Been pondering over this some more.
Even if I use entire sentences, there is still no subject awareness to it. For example, you could be talking about repairing a computer and then respond to the AI with a generic sentence like "that may be difficult." When this happens if there is no type of subject segregation and that generic sentence can lead into other subjects rather than still being about computers.
The way I initially tried to solve this was to map an input sentence to an output markov chain list so that each input sentence could generate it's own output regarding that input. This still has the problem of the "that may be difficult." input potentially being linked to a list of chains that have no awareness of the original subject.
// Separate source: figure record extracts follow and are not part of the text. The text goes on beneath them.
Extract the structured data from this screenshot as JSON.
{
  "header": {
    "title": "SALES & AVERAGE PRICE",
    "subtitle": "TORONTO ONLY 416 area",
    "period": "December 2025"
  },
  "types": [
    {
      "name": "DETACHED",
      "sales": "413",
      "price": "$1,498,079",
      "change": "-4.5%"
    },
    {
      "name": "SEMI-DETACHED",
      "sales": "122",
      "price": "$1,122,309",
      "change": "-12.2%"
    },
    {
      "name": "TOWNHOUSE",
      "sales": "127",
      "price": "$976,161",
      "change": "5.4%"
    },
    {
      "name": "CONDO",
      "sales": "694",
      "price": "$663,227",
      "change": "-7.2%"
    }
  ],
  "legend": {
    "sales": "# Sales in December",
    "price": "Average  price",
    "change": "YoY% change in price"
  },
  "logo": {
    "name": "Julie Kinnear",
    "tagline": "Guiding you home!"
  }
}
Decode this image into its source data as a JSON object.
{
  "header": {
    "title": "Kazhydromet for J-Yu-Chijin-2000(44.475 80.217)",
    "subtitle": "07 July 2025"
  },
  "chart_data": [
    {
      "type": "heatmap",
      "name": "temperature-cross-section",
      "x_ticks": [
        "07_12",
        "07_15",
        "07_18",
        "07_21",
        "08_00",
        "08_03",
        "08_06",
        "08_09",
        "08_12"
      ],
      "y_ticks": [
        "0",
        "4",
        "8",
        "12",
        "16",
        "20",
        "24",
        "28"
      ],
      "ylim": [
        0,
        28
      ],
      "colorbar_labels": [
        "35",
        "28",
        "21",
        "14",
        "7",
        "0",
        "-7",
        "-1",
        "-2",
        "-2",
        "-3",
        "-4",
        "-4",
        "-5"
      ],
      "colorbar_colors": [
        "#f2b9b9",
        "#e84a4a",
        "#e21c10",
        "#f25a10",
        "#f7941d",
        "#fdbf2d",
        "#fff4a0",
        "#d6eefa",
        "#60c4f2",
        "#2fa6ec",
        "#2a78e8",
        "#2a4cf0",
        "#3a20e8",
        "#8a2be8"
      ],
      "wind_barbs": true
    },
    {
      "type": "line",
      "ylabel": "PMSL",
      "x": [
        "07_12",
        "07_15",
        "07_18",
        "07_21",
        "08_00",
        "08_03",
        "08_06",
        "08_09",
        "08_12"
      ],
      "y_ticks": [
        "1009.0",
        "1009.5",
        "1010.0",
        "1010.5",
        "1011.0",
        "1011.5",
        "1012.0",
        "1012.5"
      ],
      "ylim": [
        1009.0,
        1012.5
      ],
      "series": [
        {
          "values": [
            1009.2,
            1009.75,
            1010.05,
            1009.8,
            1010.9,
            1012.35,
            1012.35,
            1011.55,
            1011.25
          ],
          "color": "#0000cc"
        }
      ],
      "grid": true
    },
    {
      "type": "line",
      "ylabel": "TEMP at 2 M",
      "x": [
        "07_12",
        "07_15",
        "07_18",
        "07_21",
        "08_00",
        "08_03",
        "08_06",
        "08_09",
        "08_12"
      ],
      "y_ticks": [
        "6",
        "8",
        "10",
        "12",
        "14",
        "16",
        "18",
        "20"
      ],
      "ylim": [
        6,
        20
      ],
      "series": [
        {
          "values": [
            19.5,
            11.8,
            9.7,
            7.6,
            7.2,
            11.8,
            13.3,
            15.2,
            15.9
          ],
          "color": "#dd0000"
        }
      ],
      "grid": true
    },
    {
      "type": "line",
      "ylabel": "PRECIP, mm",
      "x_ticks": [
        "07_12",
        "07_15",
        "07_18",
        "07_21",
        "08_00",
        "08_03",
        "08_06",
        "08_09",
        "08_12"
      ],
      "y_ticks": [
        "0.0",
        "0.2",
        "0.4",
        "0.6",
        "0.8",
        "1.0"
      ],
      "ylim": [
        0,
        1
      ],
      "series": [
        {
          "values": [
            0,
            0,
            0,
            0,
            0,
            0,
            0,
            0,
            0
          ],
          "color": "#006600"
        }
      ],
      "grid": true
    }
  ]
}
So my next idea might be to play around with a text-rank and page-rank algorithm kind of how google ranks their search results based on user input. For example the sentence "These computers are all destroyed and will have to be repaired." has a ranked keyword list of:
Code
[["repaired", 5.198454021461245], ["destroyed", 4.72890101697455], ["computers", 4.259348012487856]]
From there I could devise a way to generate responses based on these keywords. I could potentially take each unique keyword and maybe link it to a chain list.
This still poses a problem of generic sentences triggering a topic change, although I think if I implement some sort of short term memory where I store the last complex word keywords like above I can attempt to retain the topic from changing. This could possibly be done by comparing the length of the words and their weights that the ranking gave them.
For example if a user responded with "That may be terribly difficult" to the bots response, the ranking system would output
Code
[["terribly", 3.779489856987712], ["difficult", 3.779489856987712]]
From there I could either keep the original keywords, mangle these new keywords into the memory, or overwrite memory with these new keywords. I haven't decided the logic behind of when to wipe the memory, retain the memory, or mix the memory yet.
-----------------------------------------------
This topic is basically just me spouting random shit now, pay no concern.